- Born: June 10, 1923 Granby, Quebec, Canada
- Died: November 24, 1994 (aged 71) Granby, Quebec, Canada
- Genres: Country
- Occupation(s): Singer, songwriter, guitarist
- Instrument: Guitar

= Paul Brunelle =

Canadian country singer (1923-1994)

 For the Member of Parliament, see Paule Brunelle.

Paul Brunelle (June 10, 1923 – November 24, 1994) was a singer, songwriter and country guitarist of western Quebec. He is considered the pioneer of country in Quebec and the main source of influence on the artist who would popularize the genre, Willie Lamothe. Brunelle continued with RCA until 1975, and then continued to record on the Bonanza label.

==Career==
Born in 1923, Brunelle was one of the child singers in his hometown of Granby early in 1930. Employed at the Miner Rubber, he bought his first guitar on credit for $6.50.

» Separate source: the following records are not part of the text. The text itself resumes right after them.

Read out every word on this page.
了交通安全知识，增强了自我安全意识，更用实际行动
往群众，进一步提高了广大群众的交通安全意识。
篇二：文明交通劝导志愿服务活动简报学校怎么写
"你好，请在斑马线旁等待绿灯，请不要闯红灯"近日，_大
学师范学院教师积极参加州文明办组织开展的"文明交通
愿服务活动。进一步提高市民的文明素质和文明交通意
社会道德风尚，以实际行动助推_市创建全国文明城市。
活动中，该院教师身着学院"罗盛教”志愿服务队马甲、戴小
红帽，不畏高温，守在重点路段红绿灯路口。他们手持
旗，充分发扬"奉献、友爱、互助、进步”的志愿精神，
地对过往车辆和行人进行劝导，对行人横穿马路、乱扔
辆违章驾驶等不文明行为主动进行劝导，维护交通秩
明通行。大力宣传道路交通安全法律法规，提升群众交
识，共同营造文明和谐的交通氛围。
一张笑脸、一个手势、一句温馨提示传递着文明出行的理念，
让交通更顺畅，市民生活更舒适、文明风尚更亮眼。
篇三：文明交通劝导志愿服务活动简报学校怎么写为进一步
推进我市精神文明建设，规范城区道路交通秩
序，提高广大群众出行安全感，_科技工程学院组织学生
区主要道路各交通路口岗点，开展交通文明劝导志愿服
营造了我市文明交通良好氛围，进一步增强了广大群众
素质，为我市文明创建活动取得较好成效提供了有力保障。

During the war, he won twice, in 1943 and 1944, the amateur competition by Living Room Furniture, organized by AM radio CKAC. The first 78 rpm was launched in 1944, marketed by RCA Victor, attempting with this artist to compete with Soldat Lebrun. "Women, You're Pretty" appeared in September, then "My Child, I Forgive You" in October of that year. This last piece is an adaptation to French of the traditional song "When It's Springtime in the Rockies". The success of Brunelle was immediate. He also broadcast a program on CKAC in 1945, and apparently sold 200,000 copies of "Cruel Destiny." This was followed by inter alia, "On This White Rock", in December 1946, "In a Night of Stars" in August 1947, then in 1948, "The Song of the Vagabond" (in April) and "In the Distance There in my Prairie" (July).

From 1949 to 1951, Brunelle went on tour throughout Quebec with Antoine Grimaldi. His wife, Suzanne Brunelle, accompanied the troupe, which also offered dance numbers and comedy. The troupe visited possibly the provinces of Ontario and the Maritimes.

From 1955 to 1957, he would daily moderate on radio CKVL, Montreal, the show "Paul Brunelle and his Troubadours." He is best known in the US for his 1955 novelty yodeling hit, "The Cowboy of the Mountains."

In the year 1960, a contract with RCA Victor and London allowed the singer to launch in 33 rpm format several compilations of his previous hits.

Paul Brunelle is considered, along with Marcel Martel and Willie Lamothe, as one of three major Quebec country artists. Brunelle is regarded as one who has laid the foundation of Belle Province country music before Wille Lamothe popularized it with a wider audience in the decades that followed, including the medium of television and its popular show, "The Willie Ranch."

Paul Brunelle continued his career until early 1980, when a cancer of the throat forced an end to his career as a musician. In the last years of his life, he would appear on stage only on rare special occasions, most recently in 1992. He died in 1994 in his hometown, Granby.

In 2005 the label, Experience, issued a compilation compact disc of sixteen remastered hits originally recorded between 1945 and 1957. Billboard additionally lists four 2007 US CD album releases from Brunelle on the DDM and Select labels, and an additional three songs appearing on three different Quebec Country compilations featuring various artists of the genre.